No old-fashioned, high-walled complex at CIW, just a sprawling collection of low-rise buildings and cottages surrounded by razor wire, some of it electrified. A few severely trimmed trees set far back from the main fence softened its utilitarian appearance somewhat, but razor wire was razor wire. Just looking at it sliced your skin.

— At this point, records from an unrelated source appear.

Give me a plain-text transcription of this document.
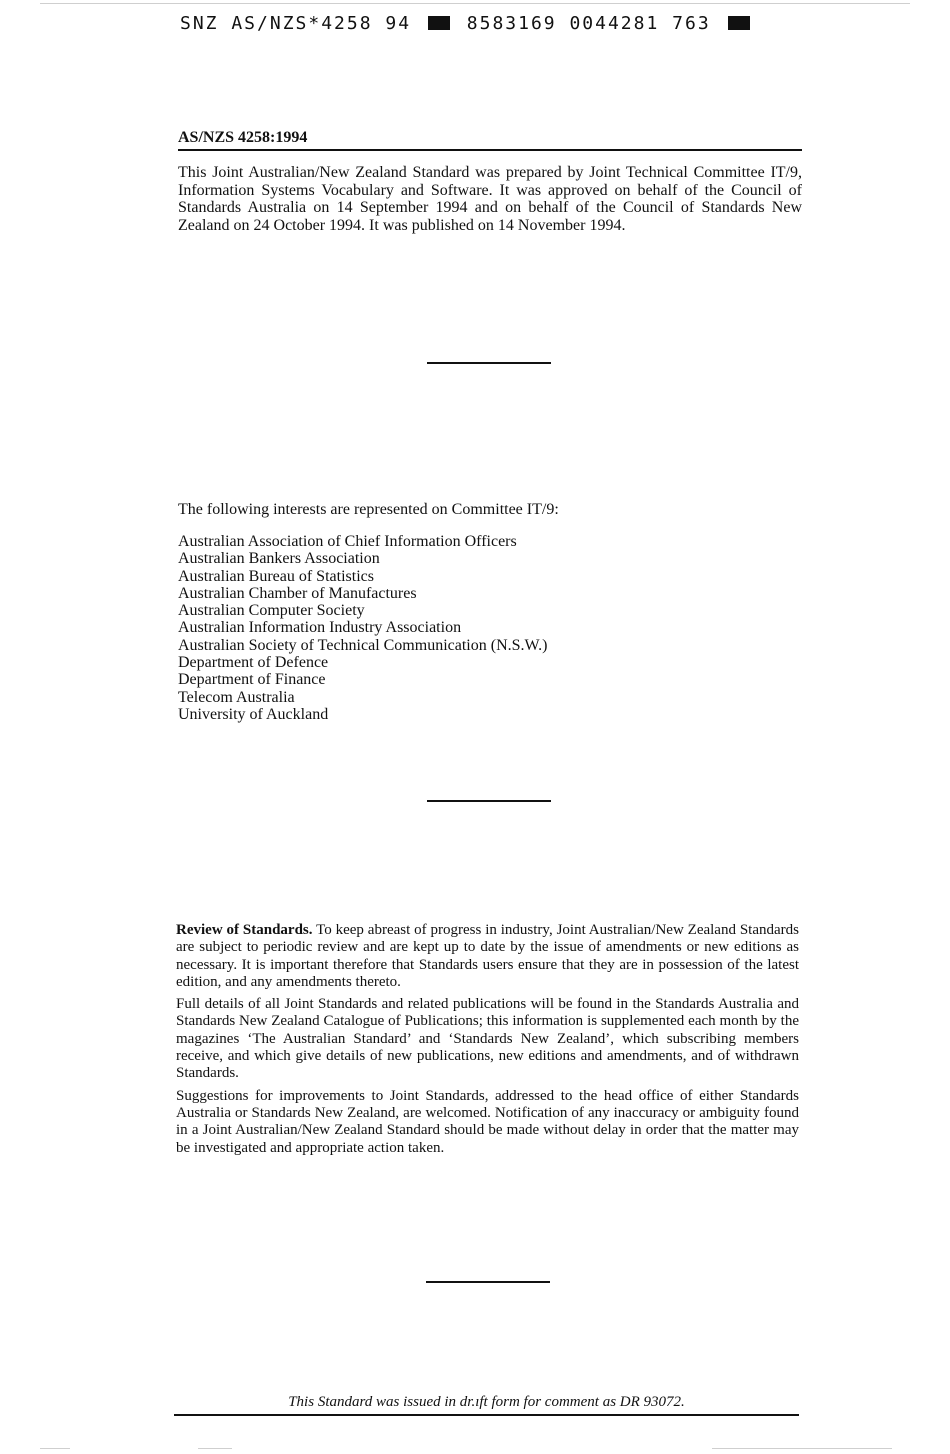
SNZ AS/NZS*4258 94	8583169 0044281 763
AS/NZS 4258:1994

This Joint Australian/New Zealand Standard was prepared by Joint Technical Committee IT/9, Information Systems Vocabulary and Software. It was approved on behalf of the Council of Standards Australia on 14 September 1994 and on behalf of the Council of Standards New Zealand on 24 October 1994. It was published on 14 November 1994.

The following interests are represented on Committee IT/9:
Australian Association of Chief Information Officers
Australian Bankers Association
Australian Bureau of Statistics
Australian Chamber of Manufactures
Australian Computer Society
Australian Information Industry Association
Australian Society of Technical Communication (N.S.W.)
Department of Defence
Department of Finance
Telecom Australia
University of Auckland

Review of Standards. To keep abreast of progress in industry, Joint Australian/New Zealand Standards are subject to periodic review and are kept up to date by the issue of amendments or new editions as necessary. It is important therefore that Standards users ensure that they are in possession of the latest edition, and any amendments thereto.

Full details of all Joint Standards and related publications will be found in the Standards Australia and Standards New Zealand Catalogue of Publications; this information is supplemented each month by the magazines ‘The Australian Standard’ and ‘Standards New Zealand’, which subscribing members receive, and which give details of new publications, new editions and amendments, and of withdrawn Standards.

Suggestions for improvements to Joint Standards, addressed to the head office of either Standards Australia or Standards New Zealand, are welcomed. Notification of any inaccuracy or ambiguity found in a Joint Australian/New Zealand Standard should be made without delay in order that the matter may be investigated and appropriate action taken.

This Standard was issued in dr.ıft form for comment as DR 93072.
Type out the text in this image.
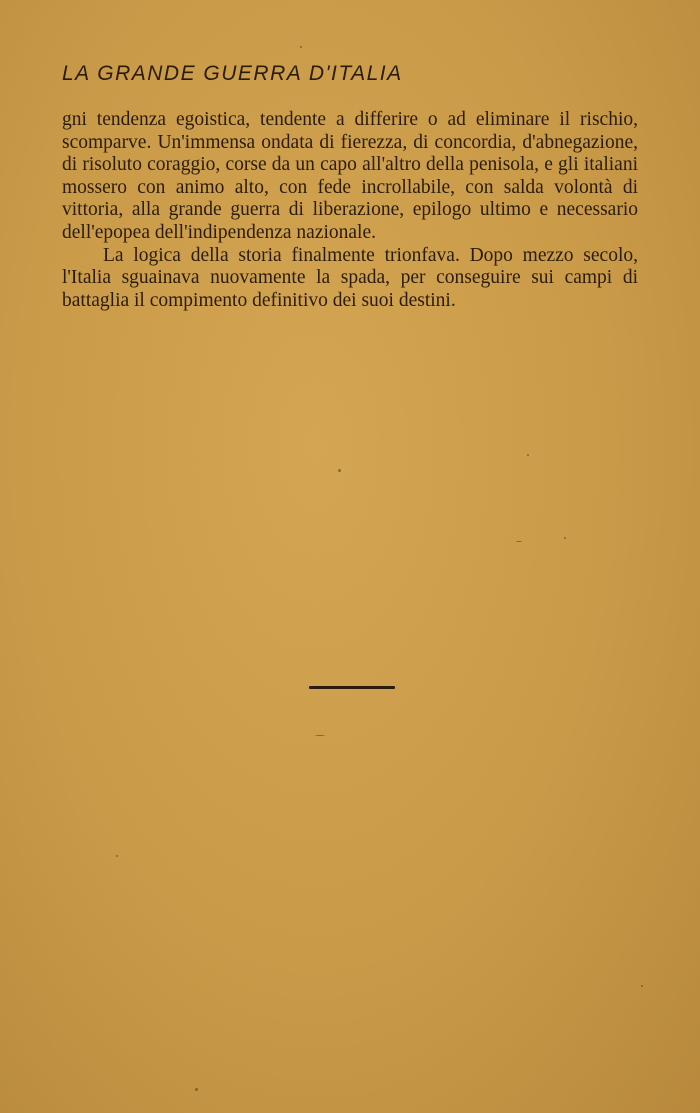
LA GRANDE GUERRA D'ITALIA

gni tendenza egoistica, tendente a differire o ad eliminare il rischio, scomparve. Un'immensa ondata di fierezza, di concordia, d'abnegazione, di risoluto coraggio, corse da un capo all'altro della penisola, e gli italiani mossero con animo alto, con fede incrollabile, con salda volontà di vittoria, alla grande guerra di liberazione, epilogo ultimo e necessario dell'epopea dell'indipendenza nazionale.

La logica della storia finalmente trionfava. Dopo mezzo secolo, l'Italia sguainava nuovamente la spada, per conseguire sui campi di battaglia il compimento definitivo dei suoi destini.
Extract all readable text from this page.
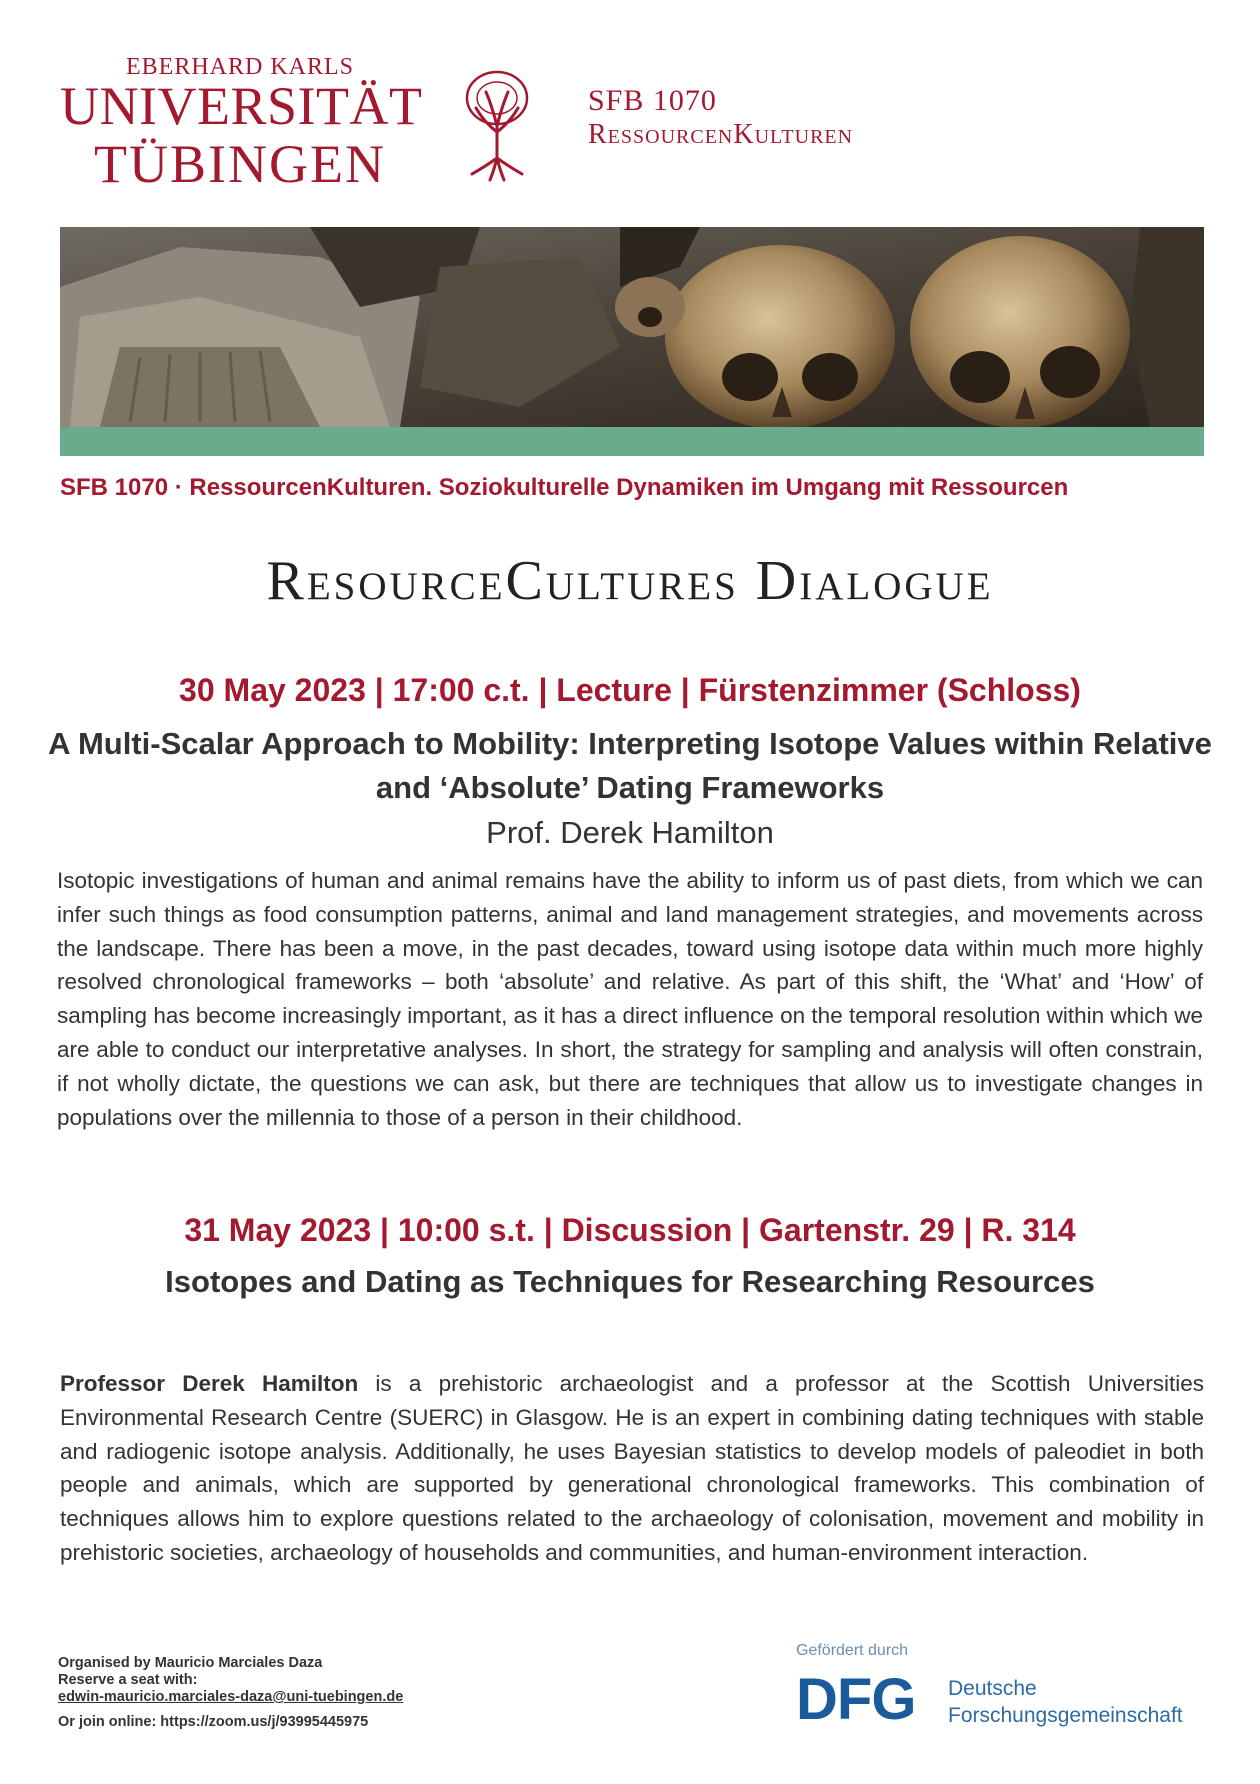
EBERHARD KARLS
UNIVERSITÄT
TÜBINGEN
SFB 1070
RessourcenKulturen
SFB 1070 · RessourcenKulturen. Soziokulturelle Dynamiken im Umgang mit Ressourcen
ResourceCultures Dialogue
30 May 2023 | 17:00 c.t. | Lecture | Fürstenzimmer (Schloss)
A Multi-Scalar Approach to Mobility: Interpreting Isotope Values within Relative and ‘Absolute’ Dating Frameworks
Prof. Derek Hamilton
Isotopic investigations of human and animal remains have the ability to inform us of past diets, from which we can infer such things as food consumption patterns, animal and land management strategies, and movements across the landscape. There has been a move, in the past decades, toward using isotope data within much more highly resolved chronological frameworks – both ‘absolute’ and relative. As part of this shift, the ‘What’ and ‘How’ of sampling has become increasingly important, as it has a direct influence on the temporal resolution within which we are able to conduct our interpretative analyses. In short, the strategy for sampling and analysis will often constrain, if not wholly dictate, the questions we can ask, but there are techniques that allow us to investigate changes in populations over the millennia to those of a person in their childhood.
31 May 2023 | 10:00 s.t. | Discussion | Gartenstr. 29 | R. 314
Isotopes and Dating as Techniques for Researching Resources
Professor Derek Hamilton is a prehistoric archaeologist and a professor at the Scottish Universities Environmental Research Centre (SUERC) in Glasgow. He is an expert in combining dating techniques with stable and radiogenic isotope analysis. Additionally, he uses Bayesian statistics to develop models of paleodiet in both people and animals, which are supported by generational chronological frameworks. This combination of techniques allows him to explore questions related to the archaeology of colonisation, movement and mobility in prehistoric societies, archaeology of households and communities, and human-environment interaction.
Organised by Mauricio Marciales Daza
Reserve a seat with:
edwin-mauricio.marciales-daza@uni-tuebingen.de
Or join online: https://zoom.us/j/93995445975
Gefördert durch
DFG Deutsche
Forschungsgemeinschaft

This was where California’s high-profile female killers were housed. In the past, the inmate list had included Patricia Krenwinkel, Leslie Van Houten, and Susan Atkins, all members of Charles Manson’s demented “family.” But the prison had also housed more upscale killers, such as San Diego socialite Betty Broderick, who’d murdered her ex-husband and his new wife, thus gaining a best-selling book about her exploits, as well as a TV series. In such cases, the razor wire was well-earned.
Not wanting anything to go wrong at the last minute, I had taken care to read the lengthy dress restrictions for prison visitors. No clothing that resembled the clothing prisoners wear, such as blue denim and chambray, orange jumpsuits, muumuus (not that I would ever have worn such a garment), or anything the custodial staff might wear, so no forest green pants, tan shirts, or camouflage. And no halters, bare midriffs, sheer or transparent clothing. No skirts, dresses, or shorts that exposed more than two inches above the knee. No wigs, hairpieces, extensions, or hats. No clothing that exposed the breast, genitalia, or buttocks area.